Balitbang Depkimpraswil (2002.a & 2002.b) telah menyusun standar peraturan atau NSPM (Norma, Standar, Pedoman, Manual) bidang konstruksi dan bangunan sebagai standar mutu yang diterapkan dalam pekerjaan pembangunan prasarana dan sarana kimpraswil bagi masyarakat. NSPM tersebut dikelompokkan menjadi 2 (dua) bagian, yaitu: (i) metode, spesifikasi dan tatacara, yang ditetapkan oleh BSN sebagai standar rujukan dalam penyusunan spesifikasi teknis dan pedoman pelaksanan (ii) pedoman/petunjuk teknik dan manual yang disahkan oleh Menteri Kimpraswil. Dalam perkembangannnya, Balitbang Departemen PU (2005.a) telah membuat Spesifikasi Umum Bidang Jalan dan Jembatan sebagai standar mutu untuk pembangunan perkerasan jalan baru dan peningkatan serta pemeliharaaan jalan lama, yang terdiri atas 11 divisi yaitu: (i) divisi-1 (penjelasan umum): 4 (empat) seksi; (ii) divisi-2 (drainase jalan): 4 (empat) seksi; (iii) divisi-3 (pekerjaan tanah): 4 (empat) seksi; (iv) divisi-4 (pelebaran perkerasan jalan dan bahu jalan): 2 (dua) seksi; (v) divisi-5 (perkerasan berbutir dan beton semen): 7 (tujuh) seksi; (vi) divisi-6 (perkerasan beraspal): 7 (tujuh) seksi; (vii) divisi-7 (struktur jembatan): 18 seksi; (viii) divisi-8 (pengembalian kondisi): 4 (empat) seksi; (ix) divisi-9 (pekerjaan harian): satu seksi; (x) divisi-10 (pemeliharaan rutin): 2 (dua) seksi; dan (xi) divisi-11 (perlengkapan jalan dan utilitas): 4 (empat) seksi.
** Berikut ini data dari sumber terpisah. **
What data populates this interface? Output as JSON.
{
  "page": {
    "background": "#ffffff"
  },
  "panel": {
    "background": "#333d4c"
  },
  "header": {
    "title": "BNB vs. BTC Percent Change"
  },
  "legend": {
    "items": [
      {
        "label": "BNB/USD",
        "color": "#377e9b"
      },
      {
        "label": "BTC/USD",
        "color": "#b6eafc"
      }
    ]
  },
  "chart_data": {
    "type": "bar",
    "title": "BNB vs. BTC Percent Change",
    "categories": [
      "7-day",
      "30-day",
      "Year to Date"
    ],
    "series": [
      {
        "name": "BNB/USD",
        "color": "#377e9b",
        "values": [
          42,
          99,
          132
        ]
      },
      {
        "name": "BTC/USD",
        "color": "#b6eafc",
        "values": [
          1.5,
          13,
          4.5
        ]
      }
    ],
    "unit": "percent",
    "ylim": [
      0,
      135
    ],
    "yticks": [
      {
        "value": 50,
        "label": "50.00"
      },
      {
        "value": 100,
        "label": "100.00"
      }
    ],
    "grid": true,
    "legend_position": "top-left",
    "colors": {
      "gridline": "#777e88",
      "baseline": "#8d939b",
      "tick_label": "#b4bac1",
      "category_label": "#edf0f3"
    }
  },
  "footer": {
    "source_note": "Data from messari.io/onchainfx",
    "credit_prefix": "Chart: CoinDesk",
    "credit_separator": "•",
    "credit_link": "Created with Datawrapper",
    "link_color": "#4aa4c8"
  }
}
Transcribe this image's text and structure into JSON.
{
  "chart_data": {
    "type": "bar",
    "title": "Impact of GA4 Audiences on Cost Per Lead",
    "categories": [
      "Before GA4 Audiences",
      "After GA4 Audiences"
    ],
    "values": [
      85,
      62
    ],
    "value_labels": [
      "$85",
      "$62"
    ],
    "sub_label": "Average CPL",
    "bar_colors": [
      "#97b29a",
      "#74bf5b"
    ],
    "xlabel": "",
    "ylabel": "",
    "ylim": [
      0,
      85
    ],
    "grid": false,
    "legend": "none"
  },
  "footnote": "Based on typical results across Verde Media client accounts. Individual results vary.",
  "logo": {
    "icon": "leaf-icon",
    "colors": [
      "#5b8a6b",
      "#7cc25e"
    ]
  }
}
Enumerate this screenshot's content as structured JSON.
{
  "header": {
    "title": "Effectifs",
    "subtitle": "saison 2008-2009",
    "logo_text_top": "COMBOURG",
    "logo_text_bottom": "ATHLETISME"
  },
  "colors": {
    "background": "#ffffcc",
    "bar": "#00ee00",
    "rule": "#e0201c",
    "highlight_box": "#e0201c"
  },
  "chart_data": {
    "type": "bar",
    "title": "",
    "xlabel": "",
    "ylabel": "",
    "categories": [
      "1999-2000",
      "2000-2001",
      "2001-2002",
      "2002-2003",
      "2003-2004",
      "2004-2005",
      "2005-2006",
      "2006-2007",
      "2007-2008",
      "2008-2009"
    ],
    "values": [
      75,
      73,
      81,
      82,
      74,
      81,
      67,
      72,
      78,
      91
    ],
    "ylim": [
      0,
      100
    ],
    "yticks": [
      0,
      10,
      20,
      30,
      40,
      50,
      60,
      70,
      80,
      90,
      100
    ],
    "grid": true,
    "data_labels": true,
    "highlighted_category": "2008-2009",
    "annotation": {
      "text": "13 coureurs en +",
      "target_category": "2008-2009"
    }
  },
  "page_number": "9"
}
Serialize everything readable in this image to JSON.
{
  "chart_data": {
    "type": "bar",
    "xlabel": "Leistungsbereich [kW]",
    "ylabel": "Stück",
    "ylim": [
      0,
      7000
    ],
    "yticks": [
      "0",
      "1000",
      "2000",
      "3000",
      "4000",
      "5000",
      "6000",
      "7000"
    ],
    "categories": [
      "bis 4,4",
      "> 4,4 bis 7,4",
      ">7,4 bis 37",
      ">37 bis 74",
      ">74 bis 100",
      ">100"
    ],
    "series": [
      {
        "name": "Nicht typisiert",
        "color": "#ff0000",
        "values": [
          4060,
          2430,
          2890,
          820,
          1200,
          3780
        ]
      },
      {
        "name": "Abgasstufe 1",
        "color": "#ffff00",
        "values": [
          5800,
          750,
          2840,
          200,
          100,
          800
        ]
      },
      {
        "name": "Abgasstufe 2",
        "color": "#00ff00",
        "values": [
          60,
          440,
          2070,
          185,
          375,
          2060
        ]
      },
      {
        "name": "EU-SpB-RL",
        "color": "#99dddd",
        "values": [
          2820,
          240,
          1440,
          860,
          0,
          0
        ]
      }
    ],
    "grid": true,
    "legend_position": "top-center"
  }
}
Setiap seksi tersebut terdiri atas: (i) standar-standar mutu yang digunakan sebagai rujukan (produk SNI, AASHTO, BSI); (ii) standar metode pelaksanaan yang terdiri atas persyaratan bahan kontruksi, peralatan dan tata cara kerja; (iii) standar pengendalian mutu; dan (iv) standar pengukuran dan pembayaran hasil pekerjaan. Dalam pembahasan standar mutu perkerasan lentur jalan ini digunakan acuan divisi-3; divisi-5 dan divisi-6.